Kelly has vowed to resume his social media campaign to promote unproven coronavirus treatments, despite warnings from medical experts and the Australian Medical Association.
This spruiking for alternative treatments led to Morrison reprimanding Kelly after a public clash with Labor’s Tanya Plibersek in the first sitting week of the year.
But he insists he’s on board with the government in urging Australians to have either the Pfizer or AstraZeneca coronavirus vaccine. “I want to make sure there’s no doubt: I’m not an anti-vaxxer,” he told this masthead.
What did he do this week?
On Tuesday, Kelly blindsided Morrison and his colleagues by standing up in the party room meeting of all Liberal and National MPs and announcing he was quitting to sit as an independent.
He recalled an analogy Morrison is fond of using about New Zealand’s America’s Cup defence where the only consideration for the team was what would make the boat go faster.
“I acknowledge that some of my conduct over recent months has not helped the boat go fast,” Kelly said in his resignation statement.
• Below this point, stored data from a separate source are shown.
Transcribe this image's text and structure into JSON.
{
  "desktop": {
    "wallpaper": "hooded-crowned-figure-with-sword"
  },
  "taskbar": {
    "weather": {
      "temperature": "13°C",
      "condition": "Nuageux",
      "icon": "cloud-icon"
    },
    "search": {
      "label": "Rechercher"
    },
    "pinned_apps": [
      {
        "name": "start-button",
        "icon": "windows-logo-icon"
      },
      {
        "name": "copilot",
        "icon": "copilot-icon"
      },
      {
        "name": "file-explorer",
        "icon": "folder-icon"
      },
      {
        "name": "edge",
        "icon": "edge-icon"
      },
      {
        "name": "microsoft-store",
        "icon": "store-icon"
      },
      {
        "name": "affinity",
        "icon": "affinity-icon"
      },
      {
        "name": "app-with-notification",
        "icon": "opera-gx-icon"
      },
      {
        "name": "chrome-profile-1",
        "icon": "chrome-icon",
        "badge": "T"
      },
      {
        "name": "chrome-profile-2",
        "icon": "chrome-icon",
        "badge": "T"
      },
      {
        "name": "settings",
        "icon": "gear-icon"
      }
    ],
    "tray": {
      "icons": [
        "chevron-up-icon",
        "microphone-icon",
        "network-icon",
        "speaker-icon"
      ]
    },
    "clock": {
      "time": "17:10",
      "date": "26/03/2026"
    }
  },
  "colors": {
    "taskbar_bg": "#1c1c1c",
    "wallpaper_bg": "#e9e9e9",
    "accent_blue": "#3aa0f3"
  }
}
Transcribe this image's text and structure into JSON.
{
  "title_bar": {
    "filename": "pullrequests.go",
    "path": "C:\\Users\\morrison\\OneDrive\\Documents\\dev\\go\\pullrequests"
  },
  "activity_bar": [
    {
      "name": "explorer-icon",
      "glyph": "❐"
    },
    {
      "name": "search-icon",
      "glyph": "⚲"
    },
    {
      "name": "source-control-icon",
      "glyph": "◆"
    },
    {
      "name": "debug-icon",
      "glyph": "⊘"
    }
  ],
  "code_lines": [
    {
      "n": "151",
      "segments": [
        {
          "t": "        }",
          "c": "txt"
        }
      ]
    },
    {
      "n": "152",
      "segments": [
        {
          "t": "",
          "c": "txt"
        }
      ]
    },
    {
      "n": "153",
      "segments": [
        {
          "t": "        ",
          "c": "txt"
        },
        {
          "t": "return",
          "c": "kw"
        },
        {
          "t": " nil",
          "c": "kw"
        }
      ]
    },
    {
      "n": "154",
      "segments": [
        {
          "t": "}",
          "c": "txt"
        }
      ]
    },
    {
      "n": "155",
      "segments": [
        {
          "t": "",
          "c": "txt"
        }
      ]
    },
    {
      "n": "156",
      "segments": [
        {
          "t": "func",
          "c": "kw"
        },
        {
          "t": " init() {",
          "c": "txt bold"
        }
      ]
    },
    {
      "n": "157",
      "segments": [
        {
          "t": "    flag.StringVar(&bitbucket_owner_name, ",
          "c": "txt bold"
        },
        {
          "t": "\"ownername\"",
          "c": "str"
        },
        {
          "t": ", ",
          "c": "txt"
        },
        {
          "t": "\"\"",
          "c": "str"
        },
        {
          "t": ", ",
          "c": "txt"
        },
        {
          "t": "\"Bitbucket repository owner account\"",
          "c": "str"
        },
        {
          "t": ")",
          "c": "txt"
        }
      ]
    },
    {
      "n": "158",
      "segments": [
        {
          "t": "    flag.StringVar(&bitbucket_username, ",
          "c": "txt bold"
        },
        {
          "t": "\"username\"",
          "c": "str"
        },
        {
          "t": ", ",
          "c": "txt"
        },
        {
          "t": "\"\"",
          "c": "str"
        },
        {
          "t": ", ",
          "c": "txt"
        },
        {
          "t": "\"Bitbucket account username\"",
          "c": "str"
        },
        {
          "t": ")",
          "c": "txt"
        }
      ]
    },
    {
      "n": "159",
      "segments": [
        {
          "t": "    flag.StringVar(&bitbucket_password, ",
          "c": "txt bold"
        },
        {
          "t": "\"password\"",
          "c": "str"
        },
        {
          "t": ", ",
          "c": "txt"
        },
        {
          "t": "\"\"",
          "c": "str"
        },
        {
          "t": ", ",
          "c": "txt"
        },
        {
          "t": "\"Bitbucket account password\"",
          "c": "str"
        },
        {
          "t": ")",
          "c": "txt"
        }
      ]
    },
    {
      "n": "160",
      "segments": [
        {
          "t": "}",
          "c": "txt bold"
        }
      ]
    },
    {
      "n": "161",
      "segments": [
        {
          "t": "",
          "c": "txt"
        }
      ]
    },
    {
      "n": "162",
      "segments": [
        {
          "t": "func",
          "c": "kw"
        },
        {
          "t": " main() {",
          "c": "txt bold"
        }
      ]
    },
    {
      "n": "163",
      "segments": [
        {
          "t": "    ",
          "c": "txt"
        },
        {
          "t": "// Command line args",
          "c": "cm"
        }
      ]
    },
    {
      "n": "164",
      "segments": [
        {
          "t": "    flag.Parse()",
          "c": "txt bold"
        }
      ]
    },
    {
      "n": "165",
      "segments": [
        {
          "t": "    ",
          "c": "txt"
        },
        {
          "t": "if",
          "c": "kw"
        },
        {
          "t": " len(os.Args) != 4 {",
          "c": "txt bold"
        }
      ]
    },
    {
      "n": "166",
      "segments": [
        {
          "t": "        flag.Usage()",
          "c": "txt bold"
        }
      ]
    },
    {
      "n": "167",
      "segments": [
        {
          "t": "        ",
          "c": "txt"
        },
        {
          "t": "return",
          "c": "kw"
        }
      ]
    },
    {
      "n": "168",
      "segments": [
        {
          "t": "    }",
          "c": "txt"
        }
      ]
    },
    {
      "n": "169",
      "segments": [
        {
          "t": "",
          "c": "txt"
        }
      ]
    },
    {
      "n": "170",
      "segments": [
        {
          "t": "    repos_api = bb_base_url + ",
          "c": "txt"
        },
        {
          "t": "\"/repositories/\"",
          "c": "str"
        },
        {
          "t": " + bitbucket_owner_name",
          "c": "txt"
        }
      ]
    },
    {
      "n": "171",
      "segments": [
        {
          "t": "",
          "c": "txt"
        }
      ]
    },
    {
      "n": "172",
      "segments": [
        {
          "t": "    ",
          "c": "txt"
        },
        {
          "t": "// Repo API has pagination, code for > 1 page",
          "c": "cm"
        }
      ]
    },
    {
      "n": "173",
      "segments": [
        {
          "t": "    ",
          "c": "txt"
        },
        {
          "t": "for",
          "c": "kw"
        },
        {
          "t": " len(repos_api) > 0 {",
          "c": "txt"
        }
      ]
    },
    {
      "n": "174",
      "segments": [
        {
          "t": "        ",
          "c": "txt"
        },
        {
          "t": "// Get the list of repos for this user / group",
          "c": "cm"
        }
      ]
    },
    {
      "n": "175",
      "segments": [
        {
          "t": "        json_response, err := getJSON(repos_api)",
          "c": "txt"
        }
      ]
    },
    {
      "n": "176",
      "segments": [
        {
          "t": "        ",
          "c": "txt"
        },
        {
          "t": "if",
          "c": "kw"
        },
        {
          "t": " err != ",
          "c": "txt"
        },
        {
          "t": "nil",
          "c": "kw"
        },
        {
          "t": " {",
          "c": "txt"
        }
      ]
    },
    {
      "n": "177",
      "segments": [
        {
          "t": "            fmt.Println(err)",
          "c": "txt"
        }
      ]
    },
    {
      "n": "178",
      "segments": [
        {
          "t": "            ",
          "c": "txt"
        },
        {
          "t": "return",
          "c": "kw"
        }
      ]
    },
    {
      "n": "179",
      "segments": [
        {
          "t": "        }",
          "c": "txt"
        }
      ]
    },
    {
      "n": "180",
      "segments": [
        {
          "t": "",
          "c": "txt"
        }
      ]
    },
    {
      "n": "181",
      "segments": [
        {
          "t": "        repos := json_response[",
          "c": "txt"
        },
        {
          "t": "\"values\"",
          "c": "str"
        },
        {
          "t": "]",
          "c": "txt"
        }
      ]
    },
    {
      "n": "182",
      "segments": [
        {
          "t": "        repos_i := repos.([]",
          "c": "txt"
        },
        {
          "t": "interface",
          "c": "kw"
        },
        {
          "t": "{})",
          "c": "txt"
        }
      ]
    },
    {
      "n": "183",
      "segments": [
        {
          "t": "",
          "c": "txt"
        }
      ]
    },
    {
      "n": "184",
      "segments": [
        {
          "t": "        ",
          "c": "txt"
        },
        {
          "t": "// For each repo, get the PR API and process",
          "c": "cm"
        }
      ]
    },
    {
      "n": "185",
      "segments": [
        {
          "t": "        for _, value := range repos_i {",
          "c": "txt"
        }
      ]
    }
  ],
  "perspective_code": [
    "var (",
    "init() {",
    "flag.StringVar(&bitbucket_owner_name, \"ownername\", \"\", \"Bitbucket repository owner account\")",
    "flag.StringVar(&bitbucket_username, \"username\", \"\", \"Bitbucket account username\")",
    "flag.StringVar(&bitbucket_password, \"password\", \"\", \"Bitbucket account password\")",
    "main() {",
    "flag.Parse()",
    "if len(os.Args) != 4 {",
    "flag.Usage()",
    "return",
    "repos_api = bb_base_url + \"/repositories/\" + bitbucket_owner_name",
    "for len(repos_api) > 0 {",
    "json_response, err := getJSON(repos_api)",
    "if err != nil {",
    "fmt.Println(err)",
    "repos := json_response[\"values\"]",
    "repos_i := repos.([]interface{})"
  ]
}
He had decided that in order to continue to “speak fearlessly” and act in line with his conscience and principles, he had to resign as a member of the Liberal Party.
Of course, it would have also been playing on his mind that his preselection was yet again under threat. A number of challengers had emerged, including Kent Johns, who had prepared to run against Kelly twice before.
Kelly has also been under pressure to sack his long-time adviser, Frank Zumbo, after reports about a restraining order made against him by a young woman. Morrison said Kelly had known “for many years” the Prime Minister didn’t think he should be employing Zumbo.
But Kelly is standing by his man. “I would not be here without your friendship and advice,” Kelly told Zumbo in Parliament back in 2010, and this week he again refused to sack him.
Why is this important?
The government has effectively lost its majority in the lower house – although it now has 76 MPs out of 151, one of that number, Tony Smith, is the Speaker and doesn’t vote except in instances of a tie. “There are actually 75 there and 75 here,” Opposition Leader Anthony Albanese pointed out helpfully during question time on Wednesday.
Kelly has pledged to support the government on matters of supply and confidence and continue to back policies the Liberals took to the 2019 election.
Craig Kelly talks to Labor’s Joel Fitzgibbon (left), a fellow spruiker of coal. Kelly’s decision to sit as an independent allows him to form opportunistic alliances.Credit:Alex Ellinghausen
That leaves his position on any new or changed policies open, along with the potential for parliamentary mischief by Labor – or other freelancing Coalition backbenchers, such as Barnaby Joyce – to embarrass Morrison. Joyce signalled before Kelly’s defection he wants to amend legislation on the government’s green bank to allow it to fund coal power.
For now, Kelly has tamped down the likelihood of his backing Labor, saying: “There’s probably as much chance of that as chewing my arm off.”